Nov 17 - 18, 2017, RMIT University, Melbourne, Australia
The possibilities of using 3D printing machines to fabricate a range of food products has received attention in the past few years. In this talk, I will discuss how 3D food printing has been portrayed in the online news and industry media, outlining five promissory themes that contribute to broader sociotechnical imaginaries about this novel food technology. I will also outline findings from my study involving Australian consumers' responses to and acceptance of various types of 3D printed food.

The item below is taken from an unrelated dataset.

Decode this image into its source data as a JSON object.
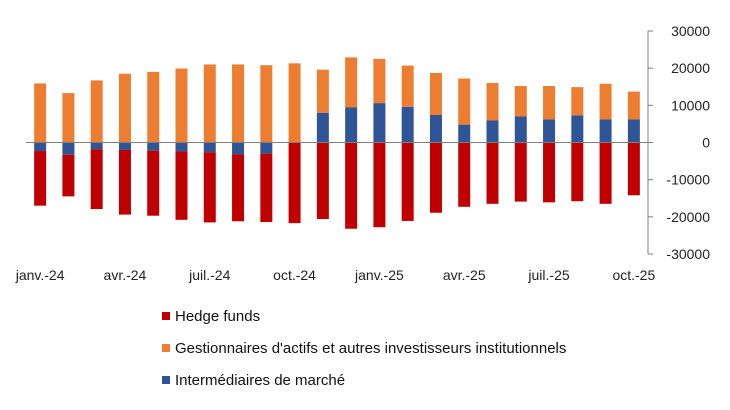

Deborah Lupton is Centenary Research Professor in the News & Media Research Centre, Faculty of Arts & Design, University of Canberra. She is leader of the Smart Technology Living Lab at the University of Canberra, and the co-leader of the Digital Data & Society Consortium. Her latest authored books are Digital Sociology (Routledge, 2015), The Quantified Self (Polity, 2016) and Digital Health (Routledge, 2017), as well as the edited volumes Digitised Health, Medicine and Risk (Routledge, 2016) and The Digital Academic (Routledge, 2017, co-edited with Inger Mewburn and Pat Thomson). Her current research interests all involve aspects of digital sociology: digital health technologies, digital data cultures, self-tracking practices, digital food cultures and the digital surveillance of children and young people.